Trump intensifica foco na América Latina com ataque a Caracas! Operação militar marca nova fase do governo e mira Cuba. Secretário Marco Rubio lidera estratégia de confronto
Nos primeiros dias de 2026, a política externa dos Estados Unidos experimentou uma mudança significativa, com um novo foco na América Latina. Uma operação militar liderada pelos EUA, que culminou em eventos marcantes, não apenas representou uma mudança geopolítica na região, mas também sinalizou uma nova fase no governo de Donald Trump, com Cuba como alvo principal.
Analistas observam que a situação é mais complexa do que apenas a resolução de uma crise venezuelana.

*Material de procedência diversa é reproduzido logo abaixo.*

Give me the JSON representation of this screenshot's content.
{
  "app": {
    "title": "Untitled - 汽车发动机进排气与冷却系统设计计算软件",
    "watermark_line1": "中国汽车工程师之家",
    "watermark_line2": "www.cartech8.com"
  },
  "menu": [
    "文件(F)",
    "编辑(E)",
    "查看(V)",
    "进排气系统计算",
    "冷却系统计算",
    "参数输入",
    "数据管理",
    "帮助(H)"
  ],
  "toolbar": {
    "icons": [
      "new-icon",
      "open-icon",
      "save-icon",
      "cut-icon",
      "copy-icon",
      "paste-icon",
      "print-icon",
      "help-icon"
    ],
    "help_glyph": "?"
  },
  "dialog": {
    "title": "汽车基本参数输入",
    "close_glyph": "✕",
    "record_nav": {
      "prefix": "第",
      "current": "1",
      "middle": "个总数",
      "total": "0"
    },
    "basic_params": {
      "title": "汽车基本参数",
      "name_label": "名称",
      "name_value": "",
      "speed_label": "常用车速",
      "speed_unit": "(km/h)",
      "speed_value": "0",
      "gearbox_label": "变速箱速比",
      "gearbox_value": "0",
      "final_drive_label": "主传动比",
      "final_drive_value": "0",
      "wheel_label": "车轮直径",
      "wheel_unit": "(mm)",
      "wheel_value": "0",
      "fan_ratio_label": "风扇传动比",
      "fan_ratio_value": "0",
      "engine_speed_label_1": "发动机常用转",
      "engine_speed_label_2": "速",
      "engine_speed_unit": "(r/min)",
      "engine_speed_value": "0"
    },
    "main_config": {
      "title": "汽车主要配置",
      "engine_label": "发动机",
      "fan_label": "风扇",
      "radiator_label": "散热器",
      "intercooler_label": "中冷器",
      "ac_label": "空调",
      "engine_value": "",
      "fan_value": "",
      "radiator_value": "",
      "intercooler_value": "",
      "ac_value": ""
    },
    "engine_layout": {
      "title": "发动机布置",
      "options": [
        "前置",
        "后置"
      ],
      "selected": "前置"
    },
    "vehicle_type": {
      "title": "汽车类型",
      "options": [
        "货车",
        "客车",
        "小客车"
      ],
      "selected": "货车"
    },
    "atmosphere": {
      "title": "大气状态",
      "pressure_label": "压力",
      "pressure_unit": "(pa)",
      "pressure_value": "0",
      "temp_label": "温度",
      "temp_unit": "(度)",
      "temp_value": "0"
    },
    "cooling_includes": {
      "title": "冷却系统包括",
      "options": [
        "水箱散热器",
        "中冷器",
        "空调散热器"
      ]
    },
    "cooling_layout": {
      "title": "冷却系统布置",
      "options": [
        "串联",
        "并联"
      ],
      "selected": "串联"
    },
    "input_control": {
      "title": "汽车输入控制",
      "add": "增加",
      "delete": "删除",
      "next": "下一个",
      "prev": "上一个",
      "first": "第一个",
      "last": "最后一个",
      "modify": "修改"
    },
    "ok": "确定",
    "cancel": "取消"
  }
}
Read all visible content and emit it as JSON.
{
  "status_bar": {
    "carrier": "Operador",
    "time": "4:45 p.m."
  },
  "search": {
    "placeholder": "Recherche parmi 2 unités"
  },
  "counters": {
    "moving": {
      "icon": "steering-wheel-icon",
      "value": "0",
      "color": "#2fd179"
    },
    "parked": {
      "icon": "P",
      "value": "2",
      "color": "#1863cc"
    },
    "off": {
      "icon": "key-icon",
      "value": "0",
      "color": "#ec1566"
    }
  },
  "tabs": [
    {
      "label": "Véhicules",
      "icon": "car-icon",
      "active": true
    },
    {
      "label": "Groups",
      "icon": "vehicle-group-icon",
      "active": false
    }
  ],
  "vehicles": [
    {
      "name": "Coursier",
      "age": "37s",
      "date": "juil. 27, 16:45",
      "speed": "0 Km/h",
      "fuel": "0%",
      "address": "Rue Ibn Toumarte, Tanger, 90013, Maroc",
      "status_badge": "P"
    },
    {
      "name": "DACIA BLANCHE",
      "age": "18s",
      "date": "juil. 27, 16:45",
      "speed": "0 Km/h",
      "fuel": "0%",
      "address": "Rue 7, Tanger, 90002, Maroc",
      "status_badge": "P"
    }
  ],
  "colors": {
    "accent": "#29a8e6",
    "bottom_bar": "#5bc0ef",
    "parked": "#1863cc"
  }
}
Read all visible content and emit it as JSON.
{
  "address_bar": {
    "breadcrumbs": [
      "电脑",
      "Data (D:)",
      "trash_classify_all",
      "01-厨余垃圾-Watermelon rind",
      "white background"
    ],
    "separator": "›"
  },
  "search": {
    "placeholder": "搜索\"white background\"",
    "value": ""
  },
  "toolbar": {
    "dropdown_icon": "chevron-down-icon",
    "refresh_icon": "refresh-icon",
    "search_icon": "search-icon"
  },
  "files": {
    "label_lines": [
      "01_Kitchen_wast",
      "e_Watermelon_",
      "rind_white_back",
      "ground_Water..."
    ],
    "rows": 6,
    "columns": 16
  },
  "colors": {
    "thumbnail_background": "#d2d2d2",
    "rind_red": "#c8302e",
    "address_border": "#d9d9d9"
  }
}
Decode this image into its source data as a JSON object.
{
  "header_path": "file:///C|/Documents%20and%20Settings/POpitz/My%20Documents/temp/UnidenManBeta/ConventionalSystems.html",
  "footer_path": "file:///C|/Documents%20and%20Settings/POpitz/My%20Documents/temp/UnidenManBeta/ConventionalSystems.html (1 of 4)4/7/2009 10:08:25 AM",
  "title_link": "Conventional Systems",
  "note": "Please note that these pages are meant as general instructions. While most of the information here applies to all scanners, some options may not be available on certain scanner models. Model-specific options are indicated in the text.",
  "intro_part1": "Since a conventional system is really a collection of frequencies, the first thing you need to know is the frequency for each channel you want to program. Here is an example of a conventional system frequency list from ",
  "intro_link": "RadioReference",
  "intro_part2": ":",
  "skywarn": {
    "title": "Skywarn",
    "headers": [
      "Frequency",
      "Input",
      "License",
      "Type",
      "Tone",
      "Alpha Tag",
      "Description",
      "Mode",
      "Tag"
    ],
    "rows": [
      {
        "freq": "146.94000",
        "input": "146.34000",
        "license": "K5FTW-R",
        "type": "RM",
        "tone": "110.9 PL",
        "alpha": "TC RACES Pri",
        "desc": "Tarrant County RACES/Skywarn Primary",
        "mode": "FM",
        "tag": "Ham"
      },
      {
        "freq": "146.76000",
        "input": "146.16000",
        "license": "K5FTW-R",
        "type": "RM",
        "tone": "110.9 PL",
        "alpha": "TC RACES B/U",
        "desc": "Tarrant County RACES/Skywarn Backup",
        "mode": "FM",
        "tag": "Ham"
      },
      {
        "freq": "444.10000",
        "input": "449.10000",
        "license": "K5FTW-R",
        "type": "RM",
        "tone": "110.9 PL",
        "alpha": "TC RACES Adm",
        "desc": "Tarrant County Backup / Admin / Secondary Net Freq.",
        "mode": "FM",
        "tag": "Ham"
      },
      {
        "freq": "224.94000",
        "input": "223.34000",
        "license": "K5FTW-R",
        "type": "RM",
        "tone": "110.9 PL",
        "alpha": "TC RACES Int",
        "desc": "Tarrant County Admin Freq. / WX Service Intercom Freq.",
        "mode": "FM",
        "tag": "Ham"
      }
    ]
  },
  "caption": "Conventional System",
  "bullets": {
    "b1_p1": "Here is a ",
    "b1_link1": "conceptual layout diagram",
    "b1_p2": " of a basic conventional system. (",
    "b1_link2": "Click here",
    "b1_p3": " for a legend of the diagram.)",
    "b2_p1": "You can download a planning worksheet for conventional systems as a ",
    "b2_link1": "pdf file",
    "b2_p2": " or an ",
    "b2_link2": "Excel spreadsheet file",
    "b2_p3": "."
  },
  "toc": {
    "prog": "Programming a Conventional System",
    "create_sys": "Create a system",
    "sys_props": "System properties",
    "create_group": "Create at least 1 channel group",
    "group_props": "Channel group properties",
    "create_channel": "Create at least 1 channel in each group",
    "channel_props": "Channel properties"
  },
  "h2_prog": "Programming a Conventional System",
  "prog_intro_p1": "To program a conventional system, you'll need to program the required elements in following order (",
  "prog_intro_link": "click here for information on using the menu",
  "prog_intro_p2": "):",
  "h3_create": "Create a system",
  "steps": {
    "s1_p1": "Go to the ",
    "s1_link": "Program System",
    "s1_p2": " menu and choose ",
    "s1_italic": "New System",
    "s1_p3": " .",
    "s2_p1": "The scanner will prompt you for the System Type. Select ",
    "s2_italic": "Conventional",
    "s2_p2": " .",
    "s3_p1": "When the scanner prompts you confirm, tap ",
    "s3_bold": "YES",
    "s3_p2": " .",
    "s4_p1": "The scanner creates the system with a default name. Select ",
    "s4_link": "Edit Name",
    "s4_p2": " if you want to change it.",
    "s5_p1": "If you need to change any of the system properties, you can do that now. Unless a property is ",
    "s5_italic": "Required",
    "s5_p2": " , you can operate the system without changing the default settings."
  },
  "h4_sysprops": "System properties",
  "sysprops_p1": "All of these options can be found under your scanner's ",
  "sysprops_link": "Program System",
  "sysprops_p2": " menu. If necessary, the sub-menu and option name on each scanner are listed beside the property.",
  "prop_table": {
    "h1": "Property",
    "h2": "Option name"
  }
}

O ataque a Caracas foi apenas o começo. Para Trump e seu Secretário de Estado, Marco Rubio, o objetivo é reafirmar a hegemonia americana no Hemisfério Ocidental, superando resistências políticas que desafiam Washington há décadas. Marco Rubio, natural de Miami e filho de exilados cubanos, é uma figura central na administração, exercendo uma influência significativa na formulação da política externa, especialmente no que diz respeito a Cuba e Venezuela.
Sua experiência e conhecimento de Cuba são cruciais para a estratégia de Trump.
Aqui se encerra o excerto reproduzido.